Quand l’expression de besoins devient responsable

Article écrit par Philippe Derouette,
Directeur adjoint stratégie, financement, relation partenaires de l’INR
Manager de projets Numérique Responsable, IT-CE, Groupe BPCE

Green IT

La nature des besoins
Les besoins recouvrent l’ensemble de tout ce qui apparaît «être nécessaire» à une personne ou à une organisation, que cette nécessité soit consciente ou non.
Historiquement cette question a été théorisée par Karl Marx au 19ème siècle. Elle a été reprise dans les années 60 par d’autres philosophes comme André Gorz ou Agnès Heller qui ont mis en regard les besoins vitaux versus non essentiels. Plus récemment le Sociologue Razmig Keucheyan a écrit un livre sur « les besoins artificiels » pour mettre en évidence ce dont nous avons (vraiment) besoin.

Une transformation digitale qui devient « responsable »
Alors que la transformation digitale est en bonne voie d’achèvement, les entreprises se mobilisent maintenant pour limiter les impacts de cette transformation.
La composante numérique responsable s’inscrit donc de plus en plus dans l’élaboration des produits et des offres.
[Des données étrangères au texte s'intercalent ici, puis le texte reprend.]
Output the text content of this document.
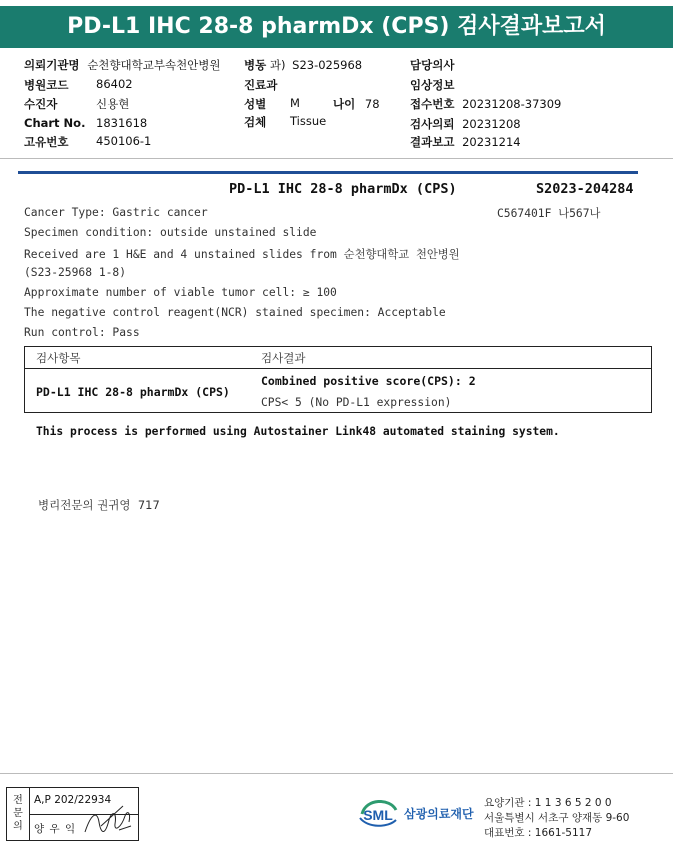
PD-L1 IHC 28-8 pharmDx (CPS) 검사결과보고서
의뢰기관명 순천향대학교부속천안병원 병동 과) S23-025968	담당의사
병원코드 86402	진료과	임상정보
수진자	신용현	성별 M	나이 78	접수번호 20231208-37309
Chart No. 1831618	검체 Tissue	검사의뢰 20231208
고유번호 450106-1	결과보고 20231214
PD-L1 IHC 28-8 pharmDx (CPS)	S2023-204284
C567401F 나567나
Cancer Type: Gastric cancer
Specimen condition: outside unstained slide
Received are 1 H&E and 4 unstained slides from 순천향대학교 천안병원
(S23-25968 1-8)
Approximate number of viable tumor cell: ≥ 100
The negative control reagent(NCR) stained specimen: Acceptable
Run control: Pass
검사항목	검사결과
PD-L1 IHC 28-8 pharmDx (CPS)
Combined positive score(CPS): 2
CPS< 5 (No PD-L1 expression)
This process is performed using Autostainer Link48 automated staining system.
병리전문의 권귀영  717
전
문
의
A,P 202/22934
양 우 익
SML 삼광의료재단
요양기관 : 1 1 3 6 5 2 0 0
서울특별시 서초구 양재동 9-60
대표번호 : 1661-5117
Où commence le principe de responsabilité ?
Le philosophe Hans Jonas l’a introduit dans les années 80 (cf. son livre « le principe responsabilité – 1979 – édition : PUF).
Précisément dans le but de se prémunir des effets délétères de la technologie sur l’humanité et sur l’environnement.
Dans le cas des services numériques, pour être réellement efficient, il faut appliquer ce principe sur l’ensemble du cycle de vie du produit.
Et le cycle de vie débute immanquablement par… l’expression de besoins.

Satisfaire le client mais en le guidant 
Nous partons généralement du postulat que le client (ici, le donneur d’ordre) a une demande qu’il faut satisfaire par tous les moyens. En guidant l’expression de son besoin vers le principe de responsabilité, tout en respectant ses exigences, nous allons faciliter une conception « responsable ». Rendre responsable un besoin est un acte délicat car il ne faut pas limiter la créativité ou l’ingéniosité, réduire l’ambition, braquer le business, ou faire prendre des risques à l’entreprise.

Une expression responsable qui respecte les besoins.  
Il est donc judicieux d’aiguiller le donneur d’ordre vers le « principe de responsabilité ». Comment ?  en l’aidant à formuler les besoins qualitatifs dans le but de prévenir les impacts négatifs du service numérique sur l’ensemble de son cycle de vie, tout en conservant ses qualités d’usage et sa justesse fonctionnelle. Pour cela il faut le sensibiliser et l’accompagner pour qu’il comprenne, intègre et finalement requière cette dimension dans ses spécifications. Il ne s’agit pas de limiter, de restreindre ou de diminuer ses souhaits. Mais plutôt d’orienter son expression pour les rendre compatibles avec une architecture, une conception, un développement et une pérennité durables.  

Pourquoi est-ce si important d’encadrer le besoin ?  
Tout simplement parce que plus le besoin exprimé est sobre (voire frugal) et prend en compte les impacts RSE, plus la conception responsable est facilitée et plus le produit sera efficient. A contrario, si la demande est immodérée, tous les efforts risquent fort d’être vains.

L’expression de besoins responsables comme 1ère phase de la conception responsable  
Cette phase initiale que l’on peut baptiser « expression de besoins responsable(s) » est cruciale car c’est là que l’on précise la justesse/sobriété du besoin.  
Elle se positionne en amont et se combine avec :  

  1. Les méthodes agiles qui ont permis de recentrer le client et de lisser la complexité
  2. Et le Devops qui a renforcer l’efficacité

« L’expression de besoins responsable(s) » n’ajoute rien au process, mais rend la conception responsable plus certaine de délivrer un produit efficient.